Whatever I thought I knew after baby 1 has been casually challenged by baby 2 (and all you parents of multiple kids are smiling right now, thinking, "Serves you right for being so smug."). Breastfeeding? Still a privilege, but much more of an emotional trial now that there are two mouths to feed. Sleeping through the night? Not happening anytime soon, even with the cluster feeding, co-sleeping, and side-lying nursing. Terrific twos? No one told me I'd be the terrible one.
I won't bore you with the all the details of the circumstances that are bringing on the blues; written down or expressed out loud, they only make it more obvious how petty my problems are. I'm ashamed to admit that the reason life seems so impossible at the moment is more a matter of attitude than ability.

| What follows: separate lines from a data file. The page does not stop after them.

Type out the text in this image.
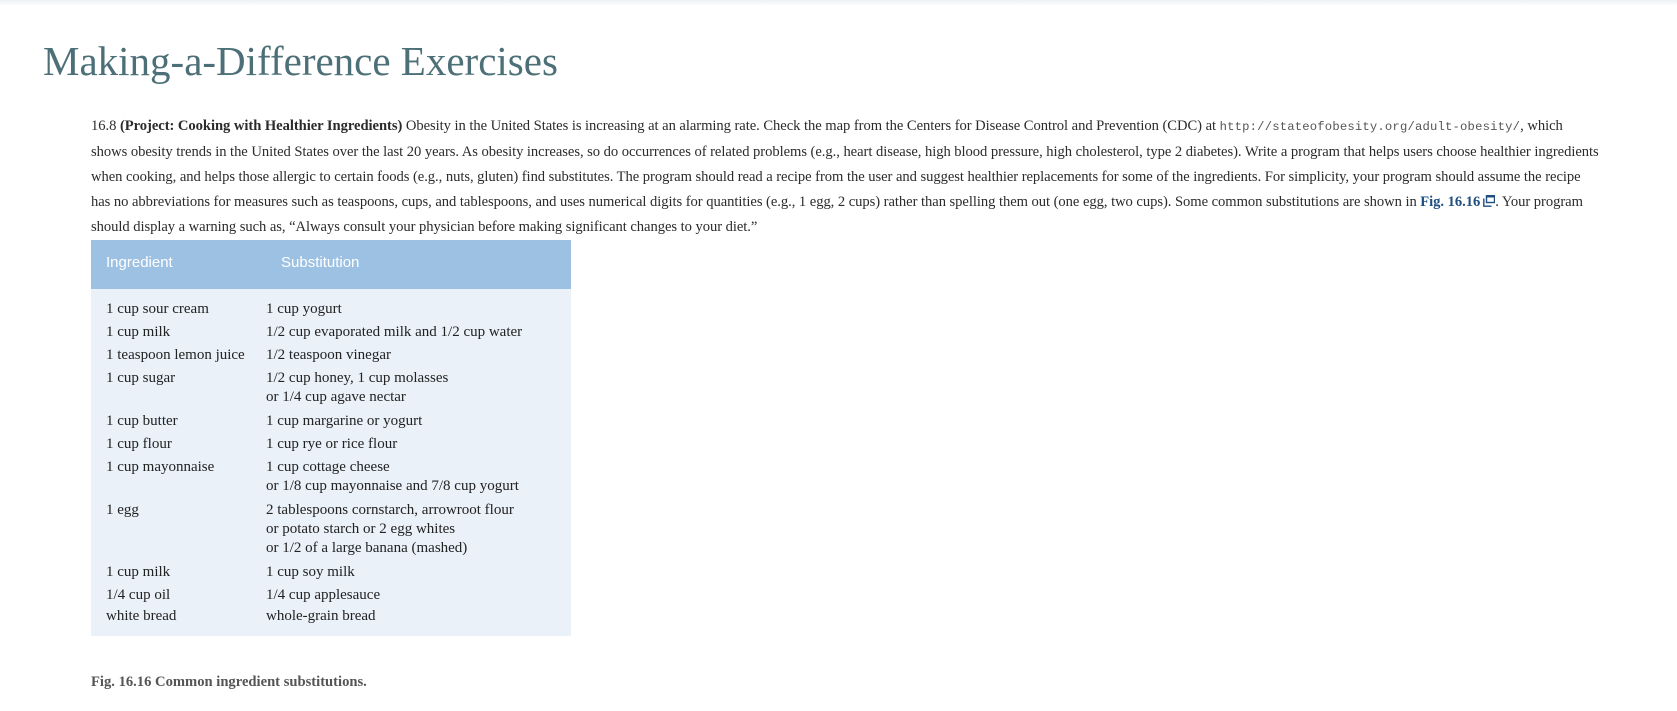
Making-a-Difference Exercises

16.8 (Project: Cooking with Healthier Ingredients) Obesity in the United States is increasing at an alarming rate. Check the map from the Centers for Disease Control and Prevention (CDC) at http://stateofobesity.org/adult-obesity/, which shows obesity trends in the United States over the last 20 years. As obesity increases, so do occurrences of related problems (e.g., heart disease, high blood pressure, high cholesterol, type 2 diabetes). Write a program that helps users choose healthier ingredients when cooking, and helps those allergic to certain foods (e.g., nuts, gluten) find substitutes. The program should read a recipe from the user and suggest healthier replacements for some of the ingredients. For simplicity, your program should assume the recipe has no abbreviations for measures such as teaspoons, cups, and tablespoons, and uses numerical digits for quantities (e.g., 1 egg, 2 cups) rather than spelling them out (one egg, two cups). Some common substitutions are shown in Fig. 16.16 . Your program should display a warning such as, “Always consult your physician before making significant changes to your diet.”

Ingredient	Substitution
1 cup sour cream	1 cup yogurt
1 cup milk	1/2 cup evaporated milk and 1/2 cup water
1 teaspoon lemon juice	1/2 teaspoon vinegar
1 cup sugar	1/2 cup honey, 1 cup molasses
or 1/4 cup agave nectar
1 cup butter	1 cup margarine or yogurt
1 cup flour	1 cup rye or rice flour
1 cup mayonnaise	1 cup cottage cheese
or 1/8 cup mayonnaise and 7/8 cup yogurt
1 egg	2 tablespoons cornstarch, arrowroot flour
or potato starch or 2 egg whites
or 1/2 of a large banana (mashed)
1 cup milk	1 cup soy milk
1/4 cup oil	1/4 cup applesauce
white bread	whole-grain bread

Fig. 16.16 Common ingredient substitutions.
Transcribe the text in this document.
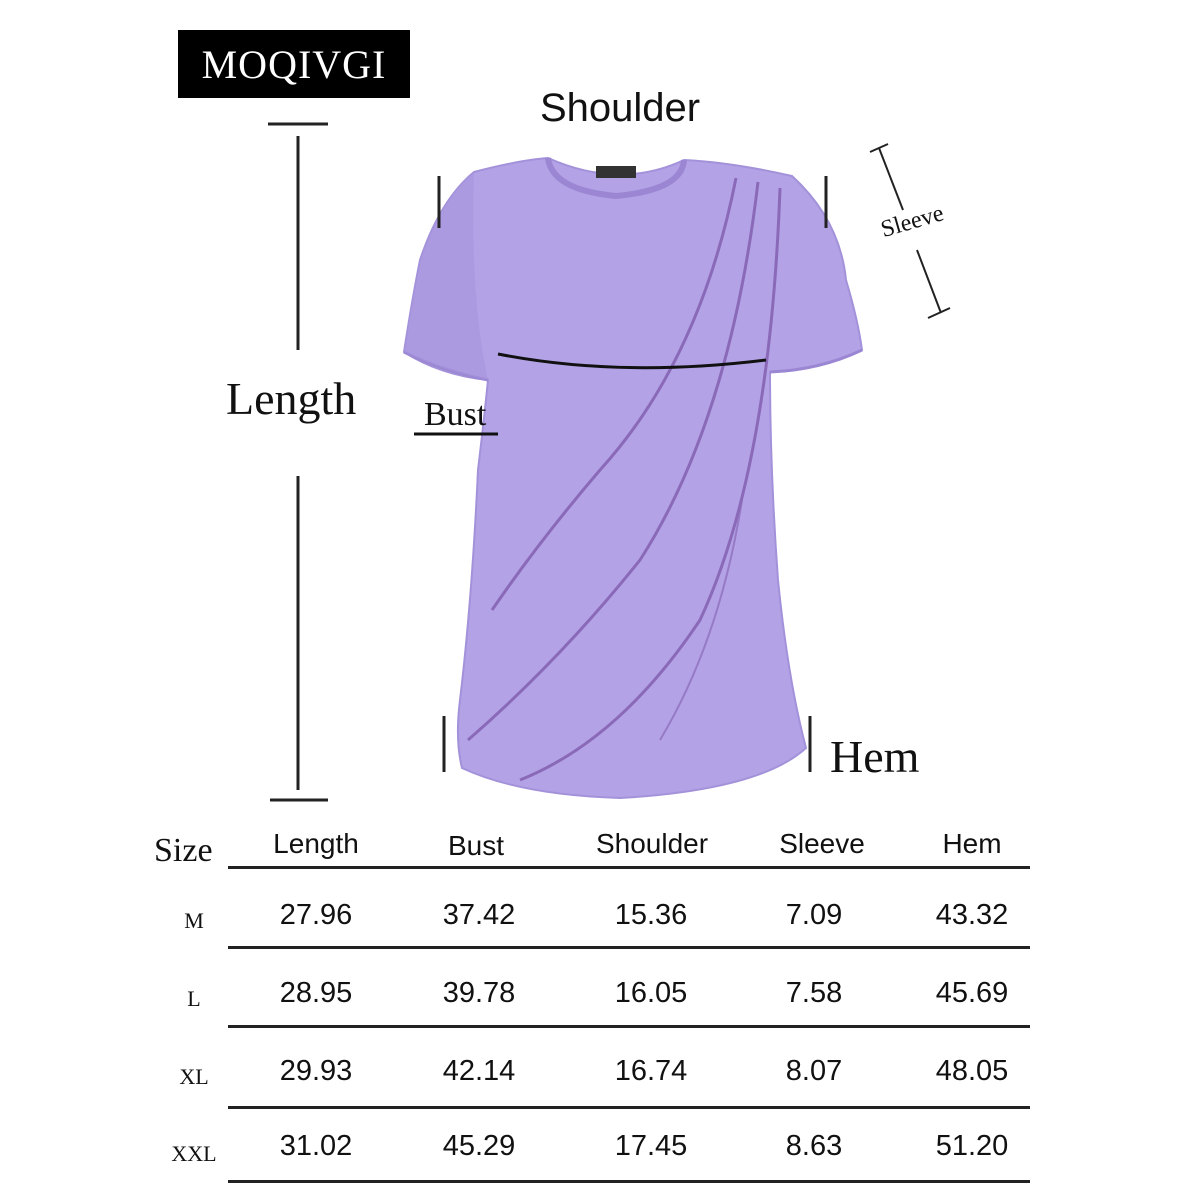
MOQIVGI
Shoulder
Length Bust
Sleeve
Hem
Size Length	Bust	Shoulder	Sleeve	Hem
M	27.96	37.42	15.36	7.09	43.32
L	28.95	39.78	16.05	7.58	45.69
XL 29.93	42.14	16.74	8.07	48.05
XXL 31.02	45.29	17.45	8.63	51.20
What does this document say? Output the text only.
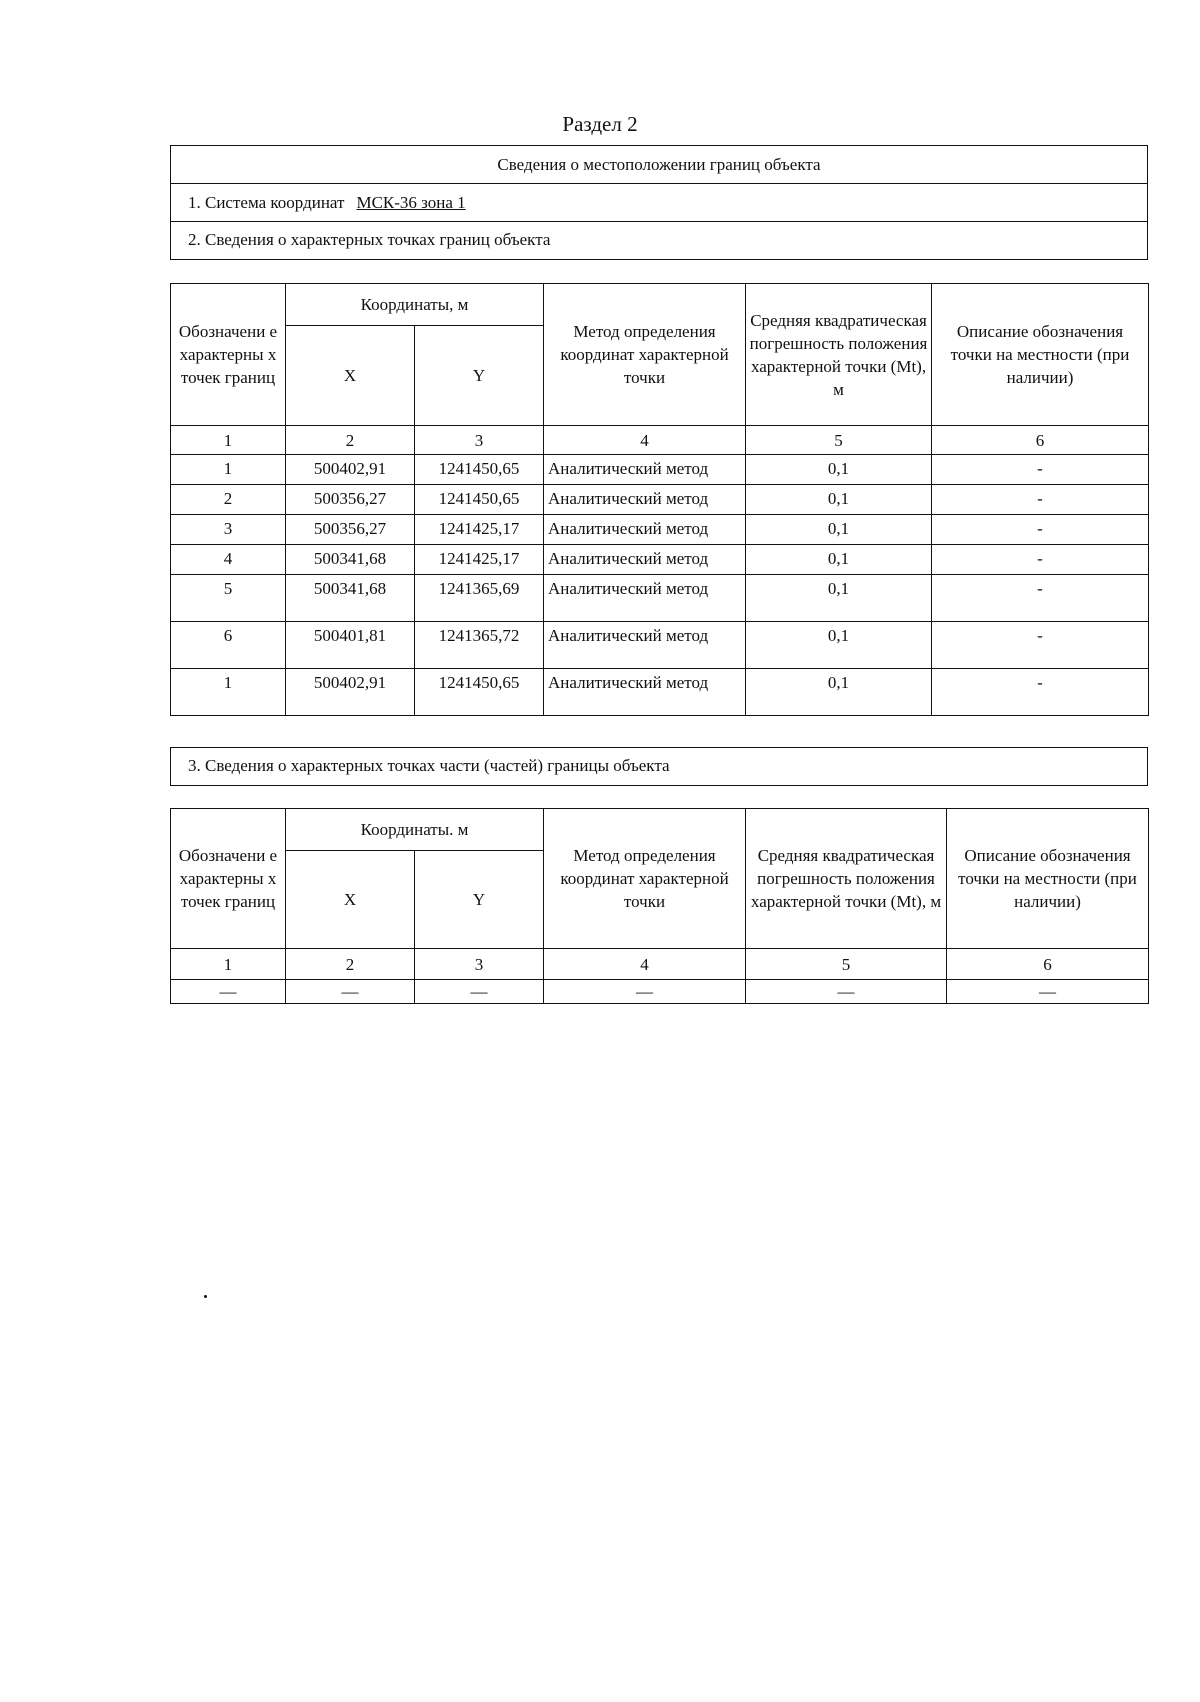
Раздел 2
Сведения о местоположении границ объекта
1. Система координат МСК-36 зона 1
2. Сведения о характерных точках границ объекта
Обозначени е характерны х точек границ	Координаты, м		Метод определения координат характерной точки	Средняя квадратическая погрешность положения характерной точки (Mt), м	Описание обозначения точки на местности (при наличии)
	X	Y			
1	2	3	4	5	6
1	500402,91	1241450,65	Аналитический метод	0,1	-
2	500356,27	1241450,65	Аналитический метод	0,1	-
3	500356,27	1241425,17	Аналитический метод	0,1	-
4	500341,68	1241425,17	Аналитический метод	0,1	-
5	500341,68	1241365,69	Аналитический метод	0,1	-
6	500401,81	1241365,72	Аналитический метод	0,1	-
1	500402,91	1241450,65	Аналитический метод	0,1	-
3. Сведения о характерных точках части (частей) границы объекта
Обозначени е характерны х точек границ	Координаты. м		Метод определения координат характерной точки	Средняя квадратическая погрешность положения характерной точки (Mt), м	Описание обозначения точки на местности (при наличии)
	X	Y			
1	2	3	4	5	6
—	—	—	—	—	—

There it is, the honest truth. Would you like some whine and denial to go with that hearty serving of mom guilt? I am blaming the Internet, with all its inspirational quotes and heavily edited life depictions. It's convinced me that enthusiasm, every day, was in fact attainable, if I just put my mind to it and started my morning with a selfie, #messyhairdontcare.
But I do care.
I care that there is so much I don't know, even after almost three years as a mom. It's frustrating to accept that my motherhood journey has not (yet) led me to the place of confident guru-hood I had hoped I'd be at by now. Everyone else seems to have gotten whatever memos on messy play and picky eating I'd subscribed to but seem to have misplaced. I thought I'd done the thing and said the words and had the right mindset at the onset, so why am I still outside looking in at the carefully arranged wooden shelves with nature-culled non-toys and prepared activity trays?
Instead of speaking to you from a place a confident mastery, it seems this blog will be more about airing all the many ways I mess up and what I learn from the experience. For all my swagger, I am still a beginner. A momateur, driving full speed on the freeway with a learner's permit. Please don't confiscate my license.